Le 11 décembre dernier, la Cour constitutionnelle autrichienne a déclaré contraire au « droit à l'autodétermination » la disposition pénale qui fait de toute aide au suicide une infraction. Le législateur est ainsi sommé de légaliser et d'encadrer le suicide assisté dans l'année à venir.
La Cour part du principe que le « droit à l'autodétermination » comprend notamment le droit de « mourir dans la dignité » par le suicide, ainsi que le droit, pour ce faire, de demander l'aide d'un tiers volontaire. Ce raisonnement n'est pas sans faire penser à l'arrêt de la Cour constitutionnelle fédérale d'Allemagne, rendu il y a quelques mois (Bulletin de l'IEB).
On remarquera que contrairement aux pays du Bénélux ou au Canada, la plus haute instance juridique autrichienne prend aujourd'hui, à l'image de la Suisse et de l'Allemagne, la voie de l'autorisation du suicide assisté plutôt que celle de l'euthanasie. Mais à la différence du régime suisse, les arrêts allemands et autrichiens n'assortissent l'autorisation de l'assistance au suicide d'aucune condition médicale particulière. Sans doute ne fait-il pas bon évoquer le terme d' « euthanasie » dans ces pays profondément marqués par un passé où l'euthanasie des personnes handicapées fut présentée comme un progrès de société… L' « autodétermination » du suicidaire est alors le critère ultime avancé par la Cour.
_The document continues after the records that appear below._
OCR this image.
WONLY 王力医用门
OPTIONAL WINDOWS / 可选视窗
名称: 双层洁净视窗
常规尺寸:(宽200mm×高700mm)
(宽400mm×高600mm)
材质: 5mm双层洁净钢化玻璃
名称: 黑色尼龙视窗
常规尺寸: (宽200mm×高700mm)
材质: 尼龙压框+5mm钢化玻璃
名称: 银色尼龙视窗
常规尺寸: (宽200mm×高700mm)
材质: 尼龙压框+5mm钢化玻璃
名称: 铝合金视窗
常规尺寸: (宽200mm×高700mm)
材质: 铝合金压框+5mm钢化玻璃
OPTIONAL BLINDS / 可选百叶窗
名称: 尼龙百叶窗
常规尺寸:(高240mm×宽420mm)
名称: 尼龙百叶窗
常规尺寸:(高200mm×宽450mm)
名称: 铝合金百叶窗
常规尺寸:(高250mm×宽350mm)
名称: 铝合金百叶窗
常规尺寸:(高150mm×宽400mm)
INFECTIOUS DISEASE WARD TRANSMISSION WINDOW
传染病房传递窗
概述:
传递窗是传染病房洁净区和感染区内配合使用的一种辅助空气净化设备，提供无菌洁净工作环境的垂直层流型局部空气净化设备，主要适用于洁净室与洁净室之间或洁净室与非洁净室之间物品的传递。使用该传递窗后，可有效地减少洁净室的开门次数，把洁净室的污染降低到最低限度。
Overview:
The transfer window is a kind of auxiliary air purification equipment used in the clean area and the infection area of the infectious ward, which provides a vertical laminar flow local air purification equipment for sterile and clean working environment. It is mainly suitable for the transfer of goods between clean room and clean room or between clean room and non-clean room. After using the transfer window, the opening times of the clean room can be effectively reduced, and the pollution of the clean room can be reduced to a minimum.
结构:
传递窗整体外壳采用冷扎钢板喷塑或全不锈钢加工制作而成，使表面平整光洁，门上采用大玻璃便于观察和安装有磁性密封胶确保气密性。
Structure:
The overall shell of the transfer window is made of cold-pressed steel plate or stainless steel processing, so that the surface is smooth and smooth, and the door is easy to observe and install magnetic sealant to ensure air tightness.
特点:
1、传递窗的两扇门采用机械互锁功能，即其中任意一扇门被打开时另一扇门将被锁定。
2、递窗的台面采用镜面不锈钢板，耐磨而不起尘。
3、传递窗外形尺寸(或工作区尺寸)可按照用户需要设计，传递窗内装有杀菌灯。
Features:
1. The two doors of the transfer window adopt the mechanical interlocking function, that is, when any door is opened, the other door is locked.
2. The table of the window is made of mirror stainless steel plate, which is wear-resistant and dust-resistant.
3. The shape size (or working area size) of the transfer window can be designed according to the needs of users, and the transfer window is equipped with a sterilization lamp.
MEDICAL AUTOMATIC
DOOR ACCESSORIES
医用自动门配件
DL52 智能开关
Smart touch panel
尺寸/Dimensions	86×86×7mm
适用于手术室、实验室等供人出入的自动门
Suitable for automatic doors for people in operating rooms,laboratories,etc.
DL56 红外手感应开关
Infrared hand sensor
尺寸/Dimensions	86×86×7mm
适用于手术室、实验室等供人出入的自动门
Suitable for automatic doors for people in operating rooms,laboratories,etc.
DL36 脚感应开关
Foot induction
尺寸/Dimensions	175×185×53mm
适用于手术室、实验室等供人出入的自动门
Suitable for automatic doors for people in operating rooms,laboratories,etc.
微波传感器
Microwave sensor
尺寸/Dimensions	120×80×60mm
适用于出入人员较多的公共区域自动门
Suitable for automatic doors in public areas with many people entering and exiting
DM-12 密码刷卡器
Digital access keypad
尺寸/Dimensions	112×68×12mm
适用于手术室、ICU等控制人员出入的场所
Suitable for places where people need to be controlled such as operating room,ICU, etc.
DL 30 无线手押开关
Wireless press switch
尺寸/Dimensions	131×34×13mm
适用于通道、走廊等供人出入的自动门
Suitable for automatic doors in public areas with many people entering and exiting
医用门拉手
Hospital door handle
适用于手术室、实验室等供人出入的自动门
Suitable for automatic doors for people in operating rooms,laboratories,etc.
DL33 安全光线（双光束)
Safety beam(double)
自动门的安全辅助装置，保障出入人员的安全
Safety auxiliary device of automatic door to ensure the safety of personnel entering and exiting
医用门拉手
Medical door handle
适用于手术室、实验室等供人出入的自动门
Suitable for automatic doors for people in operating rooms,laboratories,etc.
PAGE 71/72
Partant de la capacité du patient à refuser des traitements – et en cela à hâter le moment de sa mort – la Cour en déduit que de la même façon, chacun devrait être autorisé à hâter sa mort en demandant qu'on l'assiste dans son suicide.
La décision de se suicider, précise la Cour, doit être « fondée sur la libre autodétermination de la personne concernée » et être prise « librement et sans influence ». Se pose évidemment la question de savoir si une décision de suicide peut réellement être libre de toute influence… La Cour pressent la réaction, et reconnaît que « la libre autodétermination est également influencée par diverses circonstances sociales et économiques ». Mais, ne voulant pas s'engager dans cette impasse, elle charge le législateur de « prévoir des mesures visant à garantir que la personne concernée ne prend pas sa décision de se suicider sous l'influence de tiers ».
Comme nous l'avions écrit à propos de l'arrêt de la Cour constitutionnelle allemande, la libre disposition de soi et l'autonomie individuelle apparaissent comme les fondements de l'arrêt de la Cour. Une telle argumentation recèle pourtant une contradiction fondamentale dans les termes : comment le droit à l'autonomie individuelle peut-il en effet apparaître comme la justification du droit à obtenir l'aide – et donc à dépendre – d'autrui pour mourir ?
L'éthicienne viennoise Suzanne Kummer s'inquiète du « pas en arrière » que marque l'arrêt en question, à l'heure où les dépressions et les suicides sont en forte augmentation dans le présent contexte de pandémie. « Une personne en détresse existentielle a besoin d'un interlocuteur qui puisse lui indiquer des moyens pour sortir cette crise et dire oui à la vie, au lieu de la rejoindre dans ses pensées suicidaires », écrit-elle. Rappelant la différence éthique essentielle entre laisser mourir et tuer, l'éthicienne appelle urgemment à former tous les médecins du pays aux soins palliatifs. « "Aider à mourir", c'est ce dont chaque personne a besoin : être bien accompagnée, faire disparaître la peur et la douleur - mais pas la vie".